Donald Trump is currently facing 34 charges of tax and accounting fraud in a New York trial. It is the first time that an American president has faced criminal charges. The United States now joins a number of democratic countries where the chief executive has been put on trial. In some of these countries—South Korea, Peru, Malaysia, Brazil—the leader has ended up in prison.
The latest charges against Trump might seem rather trivial. Most of the headlines, after all, have focused on the money that Trump paid to a porn star to keep her quiet about the brief affair that they had.
But the focus of the inquiry is both more mundane and potentially more damaging for Trump. It all comes down to how Trump and his colleagues accounted for the various payments made to the porn star and others to keep them quiet. The Manhattan District Attorney is arguing that a felony occurred when the Trump campaign attempted to claim those expenses as a campaign expenditure.
Trump clearly made the payments.

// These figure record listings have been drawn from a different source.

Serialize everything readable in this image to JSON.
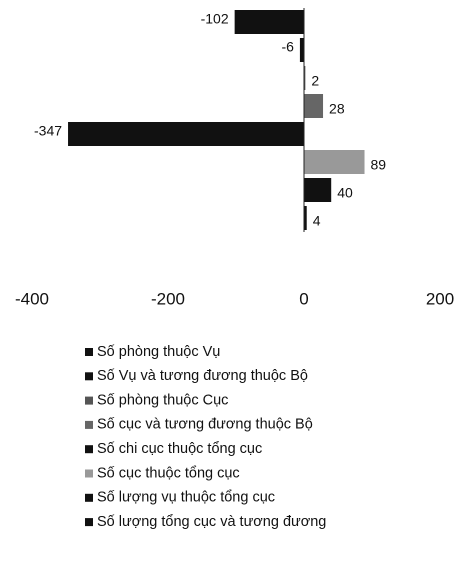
{
  "chart_data": {
    "type": "bar",
    "orientation": "horizontal",
    "series": [
      {
        "name": "Số phòng thuộc Vụ",
        "color": "#111111",
        "values": [
          -102
        ]
      },
      {
        "name": "Số Vụ và tương đương thuộc Bộ",
        "color": "#111111",
        "values": [
          -6
        ]
      },
      {
        "name": "Số phòng thuộc Cục",
        "color": "#555555",
        "values": [
          2
        ]
      },
      {
        "name": "Số cục và tương đương thuộc Bộ",
        "color": "#666666",
        "values": [
          28
        ]
      },
      {
        "name": "Số chi cục thuộc tổng cục",
        "color": "#111111",
        "values": [
          -347
        ]
      },
      {
        "name": "Số cục thuộc tổng cục",
        "color": "#999999",
        "values": [
          89
        ]
      },
      {
        "name": "Số lượng vụ thuộc tổng cục",
        "color": "#111111",
        "values": [
          40
        ]
      },
      {
        "name": "Số lượng tổng cục và tương đương",
        "color": "#111111",
        "values": [
          4
        ]
      }
    ],
    "xlim": [
      -400,
      200
    ],
    "xticks": [
      -400,
      -200,
      0,
      200
    ],
    "grid": false,
    "legend": "bottom"
  }
}
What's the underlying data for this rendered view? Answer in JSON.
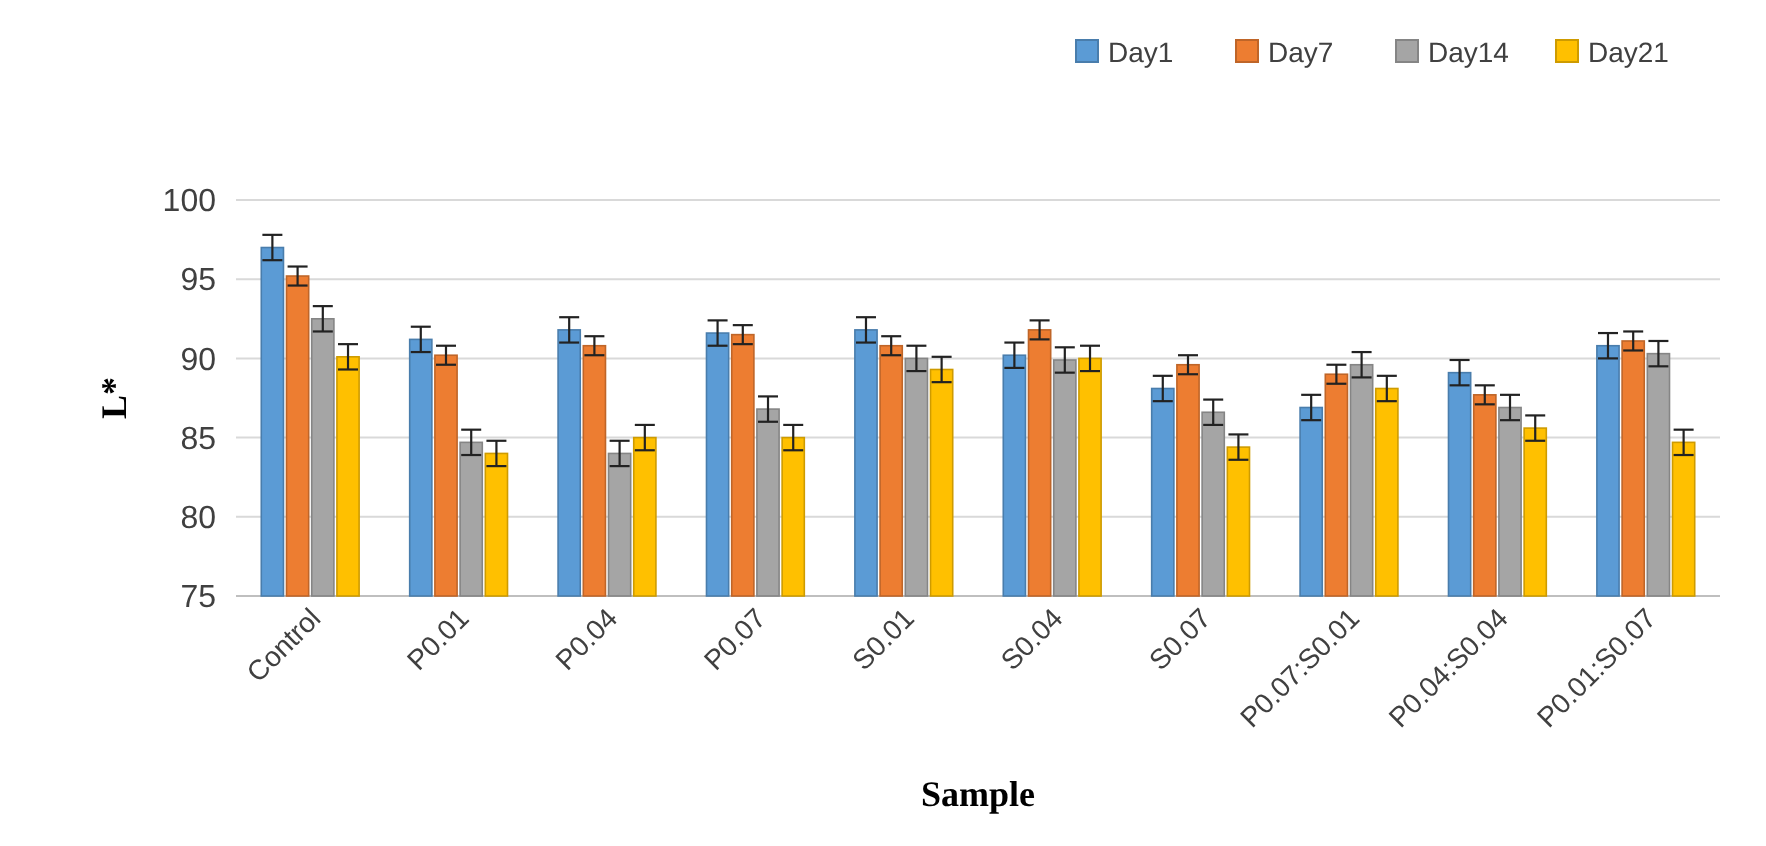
{
  "chart_data": {
    "type": "bar",
    "xlabel": "Sample",
    "ylabel": "L*",
    "categories": [
      "Control",
      "P0.01",
      "P0.04",
      "P0.07",
      "S0.01",
      "S0.04",
      "S0.07",
      "P0.07:S0.01",
      "P0.04:S0.04",
      "P0.01:S0.07"
    ],
    "series": [
      {
        "name": "Day1",
        "color": "#5b9bd5",
        "values": [
          97,
          91.2,
          91.8,
          91.6,
          91.8,
          90.2,
          88.1,
          86.9,
          89.1,
          90.8
        ],
        "errors": [
          0.8,
          0.8,
          0.8,
          0.8,
          0.8,
          0.8,
          0.8,
          0.8,
          0.8,
          0.8
        ]
      },
      {
        "name": "Day7",
        "color": "#ed7d31",
        "values": [
          95.2,
          90.2,
          90.8,
          91.5,
          90.8,
          91.8,
          89.6,
          89,
          87.7,
          91.1
        ],
        "errors": [
          0.6,
          0.6,
          0.6,
          0.6,
          0.6,
          0.6,
          0.6,
          0.6,
          0.6,
          0.6
        ]
      },
      {
        "name": "Day14",
        "color": "#a5a5a5",
        "values": [
          92.5,
          84.7,
          84,
          86.8,
          90,
          89.9,
          86.6,
          89.6,
          86.9,
          90.3
        ],
        "errors": [
          0.8,
          0.8,
          0.8,
          0.8,
          0.8,
          0.8,
          0.8,
          0.8,
          0.8,
          0.8
        ]
      },
      {
        "name": "Day21",
        "color": "#ffc000",
        "values": [
          90.1,
          84,
          85,
          85,
          89.3,
          90,
          84.4,
          88.1,
          85.6,
          84.7
        ],
        "errors": [
          0.8,
          0.8,
          0.8,
          0.8,
          0.8,
          0.8,
          0.8,
          0.8,
          0.8,
          0.8
        ]
      }
    ],
    "ylim": [
      75,
      100
    ],
    "yticks": [
      75,
      80,
      85,
      90,
      95,
      100
    ],
    "grid": "y",
    "legend": "top right"
  }
}
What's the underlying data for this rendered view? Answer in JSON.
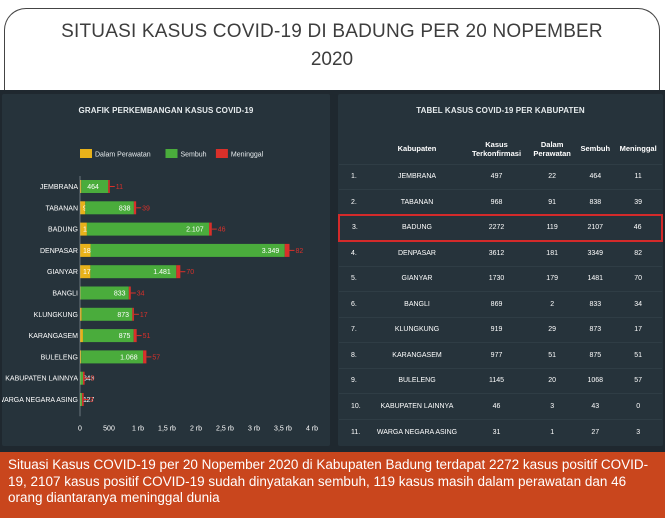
{
  "header": {
    "line1": "SITUASI KASUS COVID-19 DI BADUNG PER 20 NOPEMBER",
    "line2": "2020"
  },
  "chart_panel": {
    "title": "GRAFIK PERKEMBANGAN KASUS COVID-19"
  },
  "chart_data": {
    "type": "bar",
    "orientation": "horizontal",
    "stacked": true,
    "title": "GRAFIK PERKEMBANGAN KASUS COVID-19",
    "legend_position": "top-left",
    "categories": [
      "JEMBRANA",
      "TABANAN",
      "BADUNG",
      "DENPASAR",
      "GIANYAR",
      "BANGLI",
      "KLUNGKUNG",
      "KARANGASEM",
      "BULELENG",
      "KABUPATEN LAINNYA",
      "WARGA NEGARA ASING"
    ],
    "series": [
      {
        "name": "Dalam Perawatan",
        "color": "#e8b21a",
        "values": [
          22,
          91,
          119,
          181,
          179,
          2,
          29,
          51,
          20,
          3,
          1
        ],
        "labels": [
          "22",
          "91",
          "119",
          "181",
          "179",
          "2",
          "29",
          "51",
          "20",
          "3",
          "1"
        ]
      },
      {
        "name": "Sembuh",
        "color": "#4aac3c",
        "values": [
          464,
          838,
          2107,
          3349,
          1481,
          833,
          873,
          875,
          1068,
          43,
          27
        ],
        "labels": [
          "464",
          "838",
          "2.107",
          "3.349",
          "1.481",
          "833",
          "873",
          "875",
          "1.068",
          "43",
          "27"
        ]
      },
      {
        "name": "Meninggal",
        "color": "#d9302a",
        "values": [
          11,
          39,
          46,
          82,
          70,
          34,
          17,
          51,
          57,
          0,
          3
        ],
        "labels": [
          "11",
          "39",
          "46",
          "82",
          "70",
          "34",
          "17",
          "51",
          "57",
          "0",
          "3"
        ]
      }
    ],
    "xlim": [
      0,
      4000
    ],
    "x_ticks": [
      0,
      500,
      1000,
      1500,
      2000,
      2500,
      3000,
      3500,
      4000
    ],
    "x_tick_labels": [
      "0",
      "500",
      "1 rb",
      "1,5 rb",
      "2 rb",
      "2,5 rb",
      "3 rb",
      "3,5 rb",
      "4 rb"
    ],
    "grid": false
  },
  "table_panel": {
    "title": "TABEL KASUS COVID-19 PER KABUPATEN",
    "columns": {
      "no": "",
      "kabupaten": "Kabupaten",
      "terkonfirmasi_1": "Kasus",
      "terkonfirmasi_2": "Terkonfirmasi",
      "perawatan_1": "Dalam",
      "perawatan_2": "Perawatan",
      "sembuh": "Sembuh",
      "meninggal": "Meninggal"
    },
    "rows": [
      {
        "no": "1.",
        "name": "JEMBRANA",
        "confirmed": "497",
        "treated": "22",
        "recovered": "464",
        "died": "11"
      },
      {
        "no": "2.",
        "name": "TABANAN",
        "confirmed": "968",
        "treated": "91",
        "recovered": "838",
        "died": "39"
      },
      {
        "no": "3.",
        "name": "BADUNG",
        "confirmed": "2272",
        "treated": "119",
        "recovered": "2107",
        "died": "46"
      },
      {
        "no": "4.",
        "name": "DENPASAR",
        "confirmed": "3612",
        "treated": "181",
        "recovered": "3349",
        "died": "82"
      },
      {
        "no": "5.",
        "name": "GIANYAR",
        "confirmed": "1730",
        "treated": "179",
        "recovered": "1481",
        "died": "70"
      },
      {
        "no": "6.",
        "name": "BANGLI",
        "confirmed": "869",
        "treated": "2",
        "recovered": "833",
        "died": "34"
      },
      {
        "no": "7.",
        "name": "KLUNGKUNG",
        "confirmed": "919",
        "treated": "29",
        "recovered": "873",
        "died": "17"
      },
      {
        "no": "8.",
        "name": "KARANGASEM",
        "confirmed": "977",
        "treated": "51",
        "recovered": "875",
        "died": "51"
      },
      {
        "no": "9.",
        "name": "BULELENG",
        "confirmed": "1145",
        "treated": "20",
        "recovered": "1068",
        "died": "57"
      },
      {
        "no": "10.",
        "name": "KABUPATEN LAINNYA",
        "confirmed": "46",
        "treated": "3",
        "recovered": "43",
        "died": "0"
      },
      {
        "no": "11.",
        "name": "WARGA NEGARA ASING",
        "confirmed": "31",
        "treated": "1",
        "recovered": "27",
        "died": "3"
      }
    ],
    "highlighted_row": "BADUNG",
    "highlight_color": "#d42a2a"
  },
  "caption": {
    "text": "Situasi Kasus COVID-19 per 20 Nopember 2020 di Kabupaten Badung terdapat 2272 kasus positif COVID-19, 2107 kasus positif COVID-19 sudah dinyatakan sembuh, 119 kasus masih dalam perawatan dan 46 orang diantaranya meninggal dunia"
  }
}
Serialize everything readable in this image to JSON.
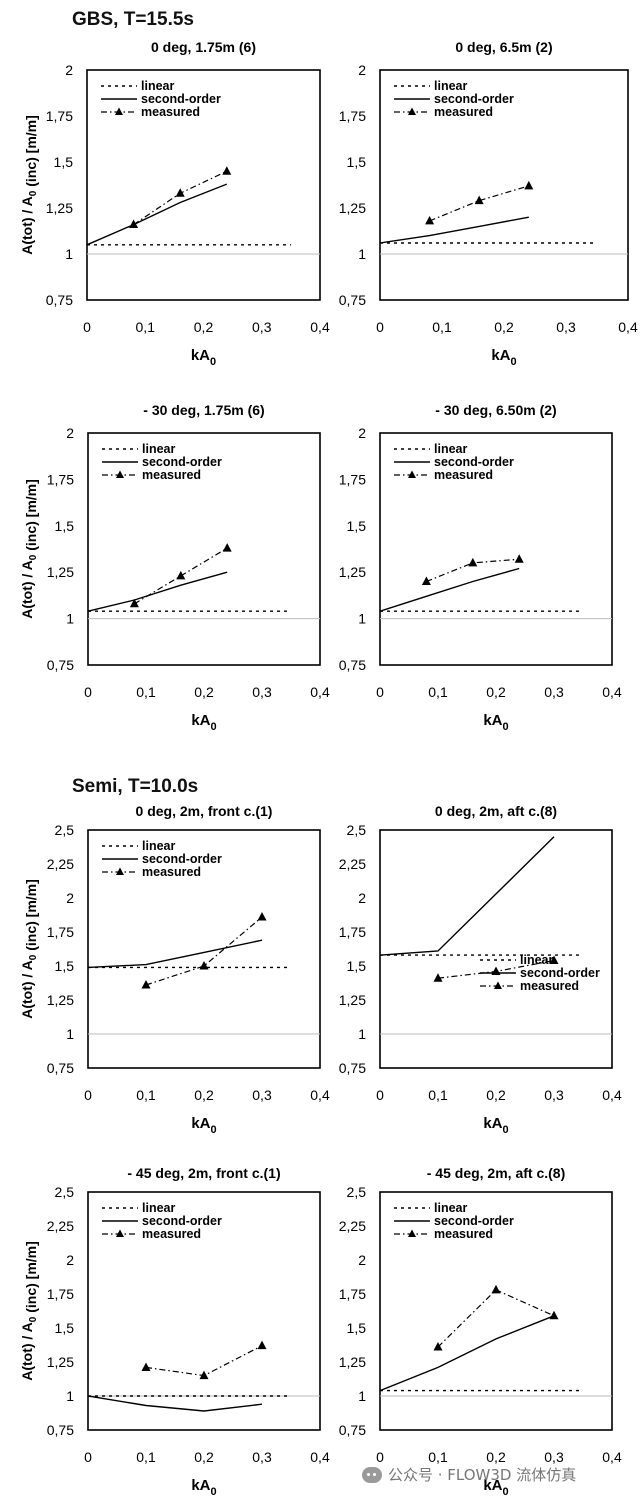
{
  "sections": [
    {
      "title": "GBS,  T=15.5s"
    },
    {
      "title": "Semi,  T=10.0s"
    }
  ],
  "watermark": "公众号 · FLOW3D 流体仿真",
  "chart_data": [
    {
      "type": "line",
      "title": "0 deg, 1.75m (6)",
      "ylabel": "A(tot) / A0 (inc) [m/m]",
      "xlabel": "kA0",
      "xlim": [
        0,
        0.4
      ],
      "ylim": [
        0.75,
        2
      ],
      "xticks": [
        "0",
        "0,1",
        "0,2",
        "0,3",
        "0,4"
      ],
      "yticks": [
        "0,75",
        "1",
        "1,25",
        "1,5",
        "1,75",
        "2"
      ],
      "legend_position": "top-left",
      "series": [
        {
          "name": "linear",
          "x": [
            0,
            0.35
          ],
          "y": [
            1.05,
            1.05
          ]
        },
        {
          "name": "second-order",
          "x": [
            0,
            0.08,
            0.16,
            0.24
          ],
          "y": [
            1.05,
            1.16,
            1.28,
            1.38
          ]
        },
        {
          "name": "measured",
          "x": [
            0.08,
            0.16,
            0.24
          ],
          "y": [
            1.16,
            1.33,
            1.45
          ]
        }
      ]
    },
    {
      "type": "line",
      "title": "0 deg, 6.5m (2)",
      "xlabel": "kA0",
      "xlim": [
        0,
        0.4
      ],
      "ylim": [
        0.75,
        2
      ],
      "xticks": [
        "0",
        "0,1",
        "0,2",
        "0,3",
        "0,4"
      ],
      "yticks": [
        "0,75",
        "1",
        "1,25",
        "1,5",
        "1,75",
        "2"
      ],
      "legend_position": "top-left",
      "series": [
        {
          "name": "linear",
          "x": [
            0,
            0.35
          ],
          "y": [
            1.06,
            1.06
          ]
        },
        {
          "name": "second-order",
          "x": [
            0,
            0.08,
            0.16,
            0.24
          ],
          "y": [
            1.06,
            1.1,
            1.15,
            1.2
          ]
        },
        {
          "name": "measured",
          "x": [
            0.08,
            0.16,
            0.24
          ],
          "y": [
            1.18,
            1.29,
            1.37
          ]
        }
      ]
    },
    {
      "type": "line",
      "title": "- 30 deg, 1.75m (6)",
      "ylabel": "A(tot) / A0 (inc) [m/m]",
      "xlabel": "kA0",
      "xlim": [
        0,
        0.4
      ],
      "ylim": [
        0.75,
        2
      ],
      "xticks": [
        "0",
        "0,1",
        "0,2",
        "0,3",
        "0,4"
      ],
      "yticks": [
        "0,75",
        "1",
        "1,25",
        "1,5",
        "1,75",
        "2"
      ],
      "legend_position": "top-left",
      "series": [
        {
          "name": "linear",
          "x": [
            0,
            0.35
          ],
          "y": [
            1.04,
            1.04
          ]
        },
        {
          "name": "second-order",
          "x": [
            0,
            0.08,
            0.16,
            0.24
          ],
          "y": [
            1.04,
            1.1,
            1.18,
            1.25
          ]
        },
        {
          "name": "measured",
          "x": [
            0.08,
            0.16,
            0.24
          ],
          "y": [
            1.08,
            1.23,
            1.38
          ]
        }
      ]
    },
    {
      "type": "line",
      "title": "- 30 deg, 6.50m (2)",
      "xlabel": "kA0",
      "xlim": [
        0,
        0.4
      ],
      "ylim": [
        0.75,
        2
      ],
      "xticks": [
        "0",
        "0,1",
        "0,2",
        "0,3",
        "0,4"
      ],
      "yticks": [
        "0,75",
        "1",
        "1,25",
        "1,5",
        "1,75",
        "2"
      ],
      "legend_position": "top-left",
      "series": [
        {
          "name": "linear",
          "x": [
            0,
            0.35
          ],
          "y": [
            1.04,
            1.04
          ]
        },
        {
          "name": "second-order",
          "x": [
            0,
            0.08,
            0.16,
            0.24
          ],
          "y": [
            1.04,
            1.12,
            1.2,
            1.27
          ]
        },
        {
          "name": "measured",
          "x": [
            0.08,
            0.16,
            0.24
          ],
          "y": [
            1.2,
            1.3,
            1.32
          ]
        }
      ]
    },
    {
      "type": "line",
      "title": "0 deg, 2m, front c.(1)",
      "ylabel": "A(tot) / A0 (inc) [m/m]",
      "xlabel": "kA0",
      "xlim": [
        0,
        0.4
      ],
      "ylim": [
        0.75,
        2.5
      ],
      "xticks": [
        "0",
        "0,1",
        "0,2",
        "0,3",
        "0,4"
      ],
      "yticks": [
        "0,75",
        "1",
        "1,25",
        "1,5",
        "1,75",
        "2",
        "2,25",
        "2,5"
      ],
      "legend_position": "top-left",
      "series": [
        {
          "name": "linear",
          "x": [
            0,
            0.35
          ],
          "y": [
            1.49,
            1.49
          ]
        },
        {
          "name": "second-order",
          "x": [
            0,
            0.1,
            0.2,
            0.3
          ],
          "y": [
            1.49,
            1.51,
            1.6,
            1.69
          ]
        },
        {
          "name": "measured",
          "x": [
            0.1,
            0.2,
            0.3
          ],
          "y": [
            1.36,
            1.5,
            1.86
          ]
        }
      ]
    },
    {
      "type": "line",
      "title": "0 deg, 2m, aft c.(8)",
      "xlabel": "kA0",
      "xlim": [
        0,
        0.4
      ],
      "ylim": [
        0.75,
        2.5
      ],
      "xticks": [
        "0",
        "0,1",
        "0,2",
        "0,3",
        "0,4"
      ],
      "yticks": [
        "0,75",
        "1",
        "1,25",
        "1,5",
        "1,75",
        "2",
        "2,25",
        "2,5"
      ],
      "legend_position": "bottom-right",
      "series": [
        {
          "name": "linear",
          "x": [
            0,
            0.35
          ],
          "y": [
            1.58,
            1.58
          ]
        },
        {
          "name": "second-order",
          "x": [
            0,
            0.1,
            0.2,
            0.3
          ],
          "y": [
            1.58,
            1.61,
            2.03,
            2.45
          ]
        },
        {
          "name": "measured",
          "x": [
            0.1,
            0.2,
            0.3
          ],
          "y": [
            1.41,
            1.46,
            1.54
          ]
        }
      ]
    },
    {
      "type": "line",
      "title": "- 45 deg, 2m, front c.(1)",
      "ylabel": "A(tot) / A0 (inc) [m/m]",
      "xlabel": "kA0",
      "xlim": [
        0,
        0.4
      ],
      "ylim": [
        0.75,
        2.5
      ],
      "xticks": [
        "0",
        "0,1",
        "0,2",
        "0,3",
        "0,4"
      ],
      "yticks": [
        "0,75",
        "1",
        "1,25",
        "1,5",
        "1,75",
        "2",
        "2,25",
        "2,5"
      ],
      "legend_position": "top-left",
      "series": [
        {
          "name": "linear",
          "x": [
            0,
            0.35
          ],
          "y": [
            1.0,
            1.0
          ]
        },
        {
          "name": "second-order",
          "x": [
            0,
            0.1,
            0.2,
            0.3
          ],
          "y": [
            1.0,
            0.93,
            0.89,
            0.94
          ]
        },
        {
          "name": "measured",
          "x": [
            0.1,
            0.2,
            0.3
          ],
          "y": [
            1.21,
            1.15,
            1.37
          ]
        }
      ]
    },
    {
      "type": "line",
      "title": "- 45 deg, 2m, aft c.(8)",
      "xlabel": "kA0",
      "xlim": [
        0,
        0.4
      ],
      "ylim": [
        0.75,
        2.5
      ],
      "xticks": [
        "0",
        "0,1",
        "0,2",
        "0,3",
        "0,4"
      ],
      "yticks": [
        "0,75",
        "1",
        "1,25",
        "1,5",
        "1,75",
        "2",
        "2,25",
        "2,5"
      ],
      "legend_position": "top-left",
      "series": [
        {
          "name": "linear",
          "x": [
            0,
            0.35
          ],
          "y": [
            1.04,
            1.04
          ]
        },
        {
          "name": "second-order",
          "x": [
            0,
            0.1,
            0.2,
            0.3
          ],
          "y": [
            1.04,
            1.21,
            1.42,
            1.59
          ]
        },
        {
          "name": "measured",
          "x": [
            0.1,
            0.2,
            0.3
          ],
          "y": [
            1.36,
            1.78,
            1.59
          ]
        }
      ]
    }
  ]
}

It seems as though he committed fraud in accounting for these expenses. Whether this fraud rises to the level of a felony—by breaking federal campaign finance laws—remains to be seen in the trial. But we’re going to have to wait a long time for that trial. The next in-person hearing won’t happen until December 4.
In the meantime, Trump may soon face charges in another state. A county in Georgia may issue an indictment against Trump for trying to persuade officials in the state to overturn the 2020 election results.
Then there are the charges that Trump faces at a federal level.
Back in December, the January 6 select committee accused the former president of four crimes, which included aiding the mob that eventually ransacked Congress, obstructing the joint session of Congress on January 6, and conspiring to defraud the United States. It is up to the Justice Department to prosecute those crimes along with another inquiry into whether Trump obstructed justice and made false statements regarding classified documents that he retained after leaving office.
In both cases, a special prosecutor is overseeing the inquiry, which also includes investigations into wire fraud and money laundering connected to Trump’s efforts to raise funds after the 2020 election to pursue his demonstrably false claims that the election was stolen.
For a political figure who has lied, cheated, and bullied his way to power, it would be a fitting end to Trump’s career if he were jailed because of his lies and malfeasance. It would also be poetic justice given that Trump supporters propelled their candidate into office by falsely accusing his opponent, Hillary Clinton, of breaking the law and chanting “Lock her up!” at rallies back in 2016.
But although these investigations are serious, Trump’s political career is not over yet.
After all, he remains the leading contender for the Republican Party nomination for the 2024 presidential election. Last month, Trump led his closest rival, Florida Governor Ron DeSantis, by 8 points. Now, after the indictment in New York, Trump leads by more than 25 points.
The vast majority of Republican Party faithful (79 percent) consider themselves part of Trump’s MAGA—Make America Great Again—movement. That’s no surprise. Many Republicans who oppose Trump have simply left the party. But that doesn’t mean that the party is in trouble. Over a million voters switched to the Republican Party in the run-up to the mid-term elections last November, which helped the Republicans take over the House of Representatives. But that crossover didn’t necessarily help Trump-endorsed candidates, many of whom lost in the races that were close.
Trump’s odds have even been improving in a head-to-head contest with Joe Biden for the presidency. Public opinion has recently been trending upward, with Trump coming out on top by 2 percent in a YouGov/Economist poll.
Of course, it’s still early, and Trump faces a number of investigations that might disqualify him from the race or even put him in prison.
The United States once prided itself on having a stable democracy with free and fair elections. It looked down at countries that put their presidents and prime ministers on trial. And, of course, the United States has spent billions of dollars annually to promote American-style democracy around the world.
That era is over. U.S. democracy has always been flawed in some respect, whether because of limited franchise, the overwhelming influence of money, or the power of arcane institutions like the Electoral College. But now, because of Donald Trump, U.S. democracy has become an object of derision around the world.
In some countries, the jailing of the executive has been politically motivated. For instance, the imprisonment of former Brazilian leader Luis Ignacio Lula da Silva, or Lula, was annulled by the Brazilian Supreme Court. He subsequently won reelection in presidential elections last year. In other cases, for instance the jailing of Park Geun-hye for corruption, the process was considerably more impartial.
Trump and his supporters argue that the charges against him are also politically motivated. He stands accused of some obvious crimes. Like anyone accused of such crimes, he will have his day in court before a jury of his peers. And, as American pundits like to say, no one is above the law (though, in reality, the rich and powerful often are).
In a broader sense, however, the charges are indeed politically motivated. Donald Trump sinned against democracy, and democratic institutions are now fighting back. He stands accused not just of corruption or using political power for his own personal gain. In Georgia and at the federal level, the indictments, if they come, will concern his attempts to overthrow the political system.
In other words, Donald Trump is not just a threat to a particular political party, as many Democrats and even quite a few Republicans would argue. He is a threat to politics as a whole. If the United States still has any pretense of being a democracy, it must answer this threat by ending his political career once and for all by holding him accountable for his actions.